Again, neither Brown’s testimony, nor the photographs he took led to any prosecutions.

Hooded Iraqi detainees on UK base in Basra in 2003 (Photo: David Brown / Baha Mousa Inquiry)
Unlawful behaviour
Nicholas Mercer, who served as the British Army’s chief legal advisor in Iraq in 2003, has stated that stress positions constitute “violence against the prisoner”, in violation of the Geneva Conventions.
Moreover, Justice George Leggatt ruled in the England and Wales High Court in 2017 that hooding always constitutes unlawful degrading treatment under all circumstances.
The International Criminal Court has stated that when carried out under conditions which impede breathing, hooding necessarily amounts to the war crime of torture/cruel treatment.
Despite the abusive and unlawful nature of these techniques, the UK parliament’s joint committee on human rights noted that hooding and stress positions were both authorised at a senior level within the Queen’s Lancashire Regiment in Iraq.
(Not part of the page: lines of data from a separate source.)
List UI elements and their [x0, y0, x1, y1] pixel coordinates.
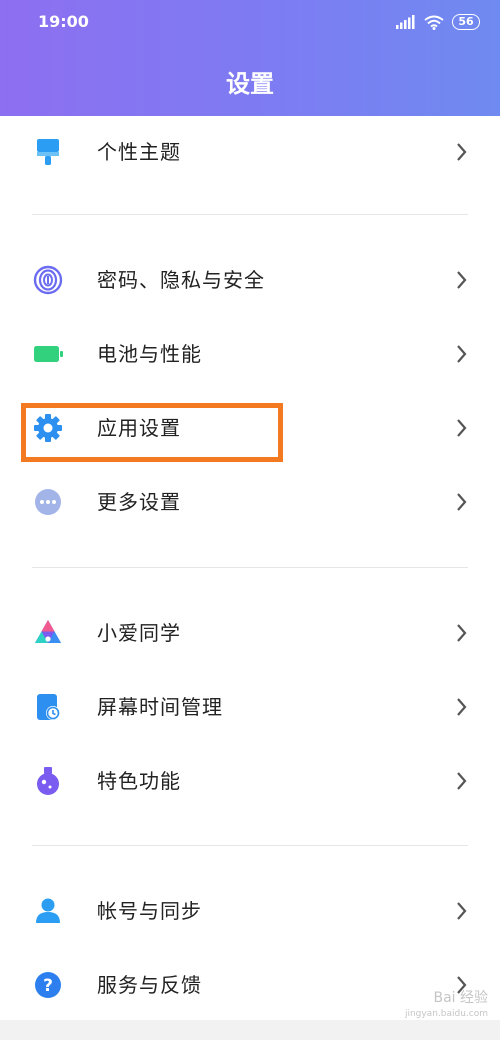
settings-item-label: 密码、隐私与安全	[97, 268, 265, 292]
chevron-right-icon	[457, 419, 467, 437]
watermark-text: Bai 经验	[433, 990, 488, 1006]
settings-item-label: 帐号与同步	[97, 899, 202, 923]
svg-text:?: ?	[43, 976, 53, 996]
chevron-right-icon	[457, 902, 467, 920]
account-icon	[36, 898, 60, 923]
settings-item-account[interactable]: 帐号与同步	[0, 875, 500, 947]
settings-item-theme[interactable]: 个性主题	[0, 116, 500, 188]
settings-item-more[interactable]: 更多设置	[0, 466, 500, 538]
screen-time-icon	[37, 694, 60, 720]
settings-item-privacy[interactable]: 密码、隐私与安全	[0, 244, 500, 316]
settings-item-label: 服务与反馈	[97, 973, 202, 997]
divider	[32, 845, 468, 846]
watermark: Bai 经验 jingyan.baidu.com	[405, 990, 488, 1022]
fingerprint-icon	[33, 265, 63, 295]
divider	[32, 567, 468, 568]
page-title: 设置	[226, 70, 274, 98]
settings-item-battery[interactable]: 电池与性能	[0, 318, 500, 390]
wifi-icon	[424, 15, 444, 30]
status-time: 19:00	[38, 12, 89, 31]
header: 19:00 56 设置	[0, 0, 500, 116]
theme-brush-icon	[37, 139, 59, 165]
chevron-right-icon	[457, 143, 467, 161]
battery-icon	[34, 346, 63, 362]
settings-item-label: 个性主题	[97, 140, 181, 164]
highlight-box	[21, 403, 283, 462]
settings-item-label: 更多设置	[97, 490, 181, 514]
settings-item-label: 屏幕时间管理	[97, 695, 223, 719]
battery-indicator: 56	[452, 14, 480, 30]
chevron-right-icon	[457, 698, 467, 716]
flask-icon	[37, 767, 59, 795]
signal-icon	[396, 15, 415, 29]
settings-item-label: 电池与性能	[97, 342, 202, 366]
settings-item-features[interactable]: 特色功能	[0, 745, 500, 817]
settings-item-label: 特色功能	[97, 769, 181, 793]
divider	[32, 214, 468, 215]
settings-item-label: 小爱同学	[97, 621, 181, 645]
status-bar: 19:00 56	[0, 0, 500, 44]
chevron-right-icon	[457, 624, 467, 642]
status-icons: 56	[396, 12, 480, 32]
chevron-right-icon	[457, 493, 467, 511]
more-dots-icon	[35, 489, 61, 515]
bottom-strip	[0, 1020, 500, 1040]
chevron-right-icon	[457, 345, 467, 363]
chevron-right-icon	[457, 772, 467, 790]
chevron-right-icon	[457, 271, 467, 289]
xiaoai-icon	[35, 620, 61, 643]
settings-item-screen-time[interactable]: 屏幕时间管理	[0, 671, 500, 743]
settings-item-xiaoai[interactable]: 小爱同学	[0, 597, 500, 669]
help-icon: ?	[35, 972, 61, 998]
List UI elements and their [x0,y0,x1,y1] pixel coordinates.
“We are deeply concerned that it became common ground in this case that the use of hooding and stress positioning of detainees by the Queen’s Lancashire Regiment had been sanctioned by Brigade Headquarters, including by the Legal Officer, Major Clifton.”
One soldier was convicted of inhumane treatment in Mousa’s case, and was sentenced to a year in prison. He was acquitted of manslaughter.
The subsequent inquiry established that many other soldiers had directly perpetrated abuse against Mousa and his co-detainees, and that many more had been aware of the abuse and failed to stop it. None of those soldiers have been prosecuted.